TITLE:
Ca2+-Induced Conformational Change of Troponin C from the Japanese Pearl Oyster, Pinctada fucata
AUTHORS:
Daisuke Funabara, Daisuke Ishikawa, Yoshinori Urakawa, Satoshi Kanoh
KEYWORDS:
Ca2+-Binding, Catch Muscle, Conformational Change, EF-Hand, Troponin C
JOURNAL NAME:
American Journal of Molecular Biology,
Vol.8 No.4,
October
20,
2018
ABSTRACT: Troponin is a thin filament-associated regulator of
vertebrate striated muscle contraction. Troponin changes its structure upon Ca2+ binding to troponin C, one of the subunits of troponin, allowing myosin to
interact with actin. We recently elucidated the molecular characteristics of
the Japanese pearl oyster Pinctada fucata troponin C (Pifuc-TnC), revealing the possibilities that Pifuc-TnC and
vertebrate muscle TnC play dissimilar roles in muscle contraction. Pifuc-TnC
has four EF-hand motifs, but, unlike vertebrate TnC, only one (site IV) was
predicted to bind Ca2+. To confirm the number of Ca2+-binding
sites in Pifuc-TnC and whether Ca2+ binding induces a conformational
change, we purified the full-length protein and a variant, Pifuc-TnC-E142Q
(that has a mutation in the predicted Ca2+-binding site of site IV),
following their expression in laboratory E.
coli. Isothermal titration calorimetry demonstrated Ca2+ binding
to Pifuc-TnC, whereas Pifuc-TnC-E142Q was unable to bind Ca2+,
confirming that site IV is the only Ca2+-binding site in Pifuc-TnC.

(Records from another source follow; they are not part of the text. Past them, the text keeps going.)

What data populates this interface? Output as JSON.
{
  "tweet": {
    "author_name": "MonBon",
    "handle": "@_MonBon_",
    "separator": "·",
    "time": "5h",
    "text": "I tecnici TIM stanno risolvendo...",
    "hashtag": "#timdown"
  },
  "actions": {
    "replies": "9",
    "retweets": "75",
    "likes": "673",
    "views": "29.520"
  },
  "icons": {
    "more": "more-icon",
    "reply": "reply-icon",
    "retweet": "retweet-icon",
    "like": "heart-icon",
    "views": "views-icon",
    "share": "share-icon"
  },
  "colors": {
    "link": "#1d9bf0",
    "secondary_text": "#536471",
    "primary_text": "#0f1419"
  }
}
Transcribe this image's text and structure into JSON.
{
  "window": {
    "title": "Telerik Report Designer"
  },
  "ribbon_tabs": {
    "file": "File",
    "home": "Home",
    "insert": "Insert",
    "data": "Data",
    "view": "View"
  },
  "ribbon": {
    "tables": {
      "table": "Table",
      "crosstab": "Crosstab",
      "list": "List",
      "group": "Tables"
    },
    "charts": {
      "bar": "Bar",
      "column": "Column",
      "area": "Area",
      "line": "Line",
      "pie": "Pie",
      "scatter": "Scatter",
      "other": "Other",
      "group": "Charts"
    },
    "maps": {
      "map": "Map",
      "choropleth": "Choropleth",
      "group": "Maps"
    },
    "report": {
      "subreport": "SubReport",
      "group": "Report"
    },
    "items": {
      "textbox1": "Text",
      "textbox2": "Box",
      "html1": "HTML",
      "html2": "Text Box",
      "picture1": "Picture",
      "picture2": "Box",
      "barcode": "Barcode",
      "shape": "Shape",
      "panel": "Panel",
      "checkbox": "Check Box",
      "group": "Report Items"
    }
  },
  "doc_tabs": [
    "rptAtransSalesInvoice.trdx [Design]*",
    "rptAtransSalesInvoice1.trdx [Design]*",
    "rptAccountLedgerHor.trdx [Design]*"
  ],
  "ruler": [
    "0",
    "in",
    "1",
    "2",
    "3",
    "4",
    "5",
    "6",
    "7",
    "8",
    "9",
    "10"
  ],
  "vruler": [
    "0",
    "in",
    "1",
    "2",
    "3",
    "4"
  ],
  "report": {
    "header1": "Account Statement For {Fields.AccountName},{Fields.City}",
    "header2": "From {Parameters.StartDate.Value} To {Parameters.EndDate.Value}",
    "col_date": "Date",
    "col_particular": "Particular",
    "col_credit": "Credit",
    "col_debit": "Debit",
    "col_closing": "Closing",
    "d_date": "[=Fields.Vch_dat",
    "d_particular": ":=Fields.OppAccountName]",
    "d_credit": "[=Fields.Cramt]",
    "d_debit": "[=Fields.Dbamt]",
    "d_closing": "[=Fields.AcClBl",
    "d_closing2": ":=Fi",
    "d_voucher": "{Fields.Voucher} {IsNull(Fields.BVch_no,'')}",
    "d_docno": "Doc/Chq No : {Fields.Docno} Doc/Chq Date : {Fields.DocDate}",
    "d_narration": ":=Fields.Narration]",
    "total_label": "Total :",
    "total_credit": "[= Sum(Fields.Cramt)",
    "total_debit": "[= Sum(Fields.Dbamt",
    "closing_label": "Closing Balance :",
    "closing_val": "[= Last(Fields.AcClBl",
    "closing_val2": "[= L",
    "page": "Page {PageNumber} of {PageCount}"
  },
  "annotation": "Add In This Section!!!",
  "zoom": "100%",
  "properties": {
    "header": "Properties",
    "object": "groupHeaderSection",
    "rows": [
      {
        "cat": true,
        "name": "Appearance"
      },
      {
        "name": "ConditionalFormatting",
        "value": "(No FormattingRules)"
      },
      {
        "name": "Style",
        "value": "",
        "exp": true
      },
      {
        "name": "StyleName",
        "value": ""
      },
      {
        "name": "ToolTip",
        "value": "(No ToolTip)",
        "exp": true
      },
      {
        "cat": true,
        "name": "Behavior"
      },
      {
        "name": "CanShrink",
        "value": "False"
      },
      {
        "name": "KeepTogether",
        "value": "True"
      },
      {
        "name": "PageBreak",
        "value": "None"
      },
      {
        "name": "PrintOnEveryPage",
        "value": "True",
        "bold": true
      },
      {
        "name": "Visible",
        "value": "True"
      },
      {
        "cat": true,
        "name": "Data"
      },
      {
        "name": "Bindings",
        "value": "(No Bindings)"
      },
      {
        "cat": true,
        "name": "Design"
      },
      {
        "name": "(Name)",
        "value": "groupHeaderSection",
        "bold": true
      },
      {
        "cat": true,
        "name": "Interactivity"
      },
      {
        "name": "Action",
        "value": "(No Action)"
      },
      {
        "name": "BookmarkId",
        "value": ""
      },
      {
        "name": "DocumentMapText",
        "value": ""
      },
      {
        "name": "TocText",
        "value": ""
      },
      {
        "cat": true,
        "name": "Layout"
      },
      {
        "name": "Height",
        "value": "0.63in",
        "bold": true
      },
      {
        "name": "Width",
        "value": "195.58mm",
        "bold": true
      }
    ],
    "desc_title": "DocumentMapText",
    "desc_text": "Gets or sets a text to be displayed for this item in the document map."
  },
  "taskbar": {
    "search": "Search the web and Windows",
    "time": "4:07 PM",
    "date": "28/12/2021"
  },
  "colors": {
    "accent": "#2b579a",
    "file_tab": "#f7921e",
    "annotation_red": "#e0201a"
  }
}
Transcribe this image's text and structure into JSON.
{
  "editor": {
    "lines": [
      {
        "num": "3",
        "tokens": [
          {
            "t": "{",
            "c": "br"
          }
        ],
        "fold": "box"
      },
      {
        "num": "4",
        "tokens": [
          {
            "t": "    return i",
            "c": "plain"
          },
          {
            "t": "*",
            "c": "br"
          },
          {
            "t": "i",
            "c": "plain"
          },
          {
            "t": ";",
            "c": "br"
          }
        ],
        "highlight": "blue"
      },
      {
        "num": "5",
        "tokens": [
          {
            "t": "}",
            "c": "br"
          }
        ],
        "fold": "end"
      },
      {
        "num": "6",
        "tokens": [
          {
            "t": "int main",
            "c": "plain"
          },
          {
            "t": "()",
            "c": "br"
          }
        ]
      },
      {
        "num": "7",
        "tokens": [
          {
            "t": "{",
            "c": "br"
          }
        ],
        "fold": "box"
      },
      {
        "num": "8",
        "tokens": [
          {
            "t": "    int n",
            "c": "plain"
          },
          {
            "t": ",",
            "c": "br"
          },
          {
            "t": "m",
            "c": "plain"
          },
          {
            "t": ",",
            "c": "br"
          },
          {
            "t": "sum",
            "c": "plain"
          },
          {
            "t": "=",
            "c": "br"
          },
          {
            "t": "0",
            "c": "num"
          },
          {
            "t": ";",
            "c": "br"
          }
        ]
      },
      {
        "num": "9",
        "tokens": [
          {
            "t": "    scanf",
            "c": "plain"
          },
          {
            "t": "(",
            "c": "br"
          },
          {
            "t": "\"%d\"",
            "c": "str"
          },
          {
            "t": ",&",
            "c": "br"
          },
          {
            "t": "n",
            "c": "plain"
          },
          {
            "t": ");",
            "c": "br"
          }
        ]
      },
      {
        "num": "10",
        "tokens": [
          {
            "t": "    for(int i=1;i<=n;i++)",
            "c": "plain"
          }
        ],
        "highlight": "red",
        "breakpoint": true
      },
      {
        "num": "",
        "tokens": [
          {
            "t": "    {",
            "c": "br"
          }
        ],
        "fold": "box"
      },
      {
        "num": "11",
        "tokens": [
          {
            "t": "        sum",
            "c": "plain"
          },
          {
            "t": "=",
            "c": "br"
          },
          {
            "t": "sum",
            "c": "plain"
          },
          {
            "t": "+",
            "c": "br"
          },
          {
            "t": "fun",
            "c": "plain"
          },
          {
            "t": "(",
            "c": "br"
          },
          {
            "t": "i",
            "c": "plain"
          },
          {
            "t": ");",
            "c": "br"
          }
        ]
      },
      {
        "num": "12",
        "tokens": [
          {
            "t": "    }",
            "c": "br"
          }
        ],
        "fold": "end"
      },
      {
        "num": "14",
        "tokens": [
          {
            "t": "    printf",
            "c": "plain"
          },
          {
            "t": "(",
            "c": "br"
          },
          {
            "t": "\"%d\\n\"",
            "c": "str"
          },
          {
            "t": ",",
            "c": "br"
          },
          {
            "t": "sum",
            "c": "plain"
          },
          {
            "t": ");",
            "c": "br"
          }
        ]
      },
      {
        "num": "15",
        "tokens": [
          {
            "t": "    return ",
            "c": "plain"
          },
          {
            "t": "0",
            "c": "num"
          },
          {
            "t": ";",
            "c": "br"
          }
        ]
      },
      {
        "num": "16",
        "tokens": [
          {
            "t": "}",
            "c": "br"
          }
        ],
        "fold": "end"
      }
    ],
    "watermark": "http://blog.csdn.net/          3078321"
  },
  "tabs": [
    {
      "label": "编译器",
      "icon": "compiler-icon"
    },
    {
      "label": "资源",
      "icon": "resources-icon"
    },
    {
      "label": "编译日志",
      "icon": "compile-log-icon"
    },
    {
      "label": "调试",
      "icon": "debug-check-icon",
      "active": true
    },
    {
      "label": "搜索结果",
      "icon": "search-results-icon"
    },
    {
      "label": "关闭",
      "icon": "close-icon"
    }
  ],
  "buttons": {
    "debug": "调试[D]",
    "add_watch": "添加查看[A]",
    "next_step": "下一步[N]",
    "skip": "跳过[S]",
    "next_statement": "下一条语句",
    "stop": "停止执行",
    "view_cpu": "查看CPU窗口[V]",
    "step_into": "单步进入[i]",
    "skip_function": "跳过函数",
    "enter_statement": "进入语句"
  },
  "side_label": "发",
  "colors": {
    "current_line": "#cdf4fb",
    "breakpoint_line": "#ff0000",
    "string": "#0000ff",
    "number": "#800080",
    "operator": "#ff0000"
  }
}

Pifuc-TnC eluted in a later fraction from a gel filtration column in the
presence of Ca2+ compared with the condition when Ca2+ was absent. In contrast, the elution profiles of
Pifuc-TnC-E142Q were equivalent in both the presence and absence of Ca2+,
suggesting that Ca2+ binding to Pifuc-TnC induces a conformational
change that delays its elution from the column. UV-absorption spectral analysis
revealed that binding of Ca2+ to Pifuc-TnC caused an increase in
absorption at a wavelength of approximately 250 nm, possibly because
phenylalanine residues had been exposed on the surface of the molecule as a
result of a conformational change. Differential scanning calorimetric analyses
of Pifuc-TnC showed aggregation in the presence of Ca2+ in
accordance with an increase of temperature, but no aggregation was seen in the
absence of Ca2+. In combination, these findings suggest that Ca2+ binding to site IV induces a conformational change in Pifuc-TnC.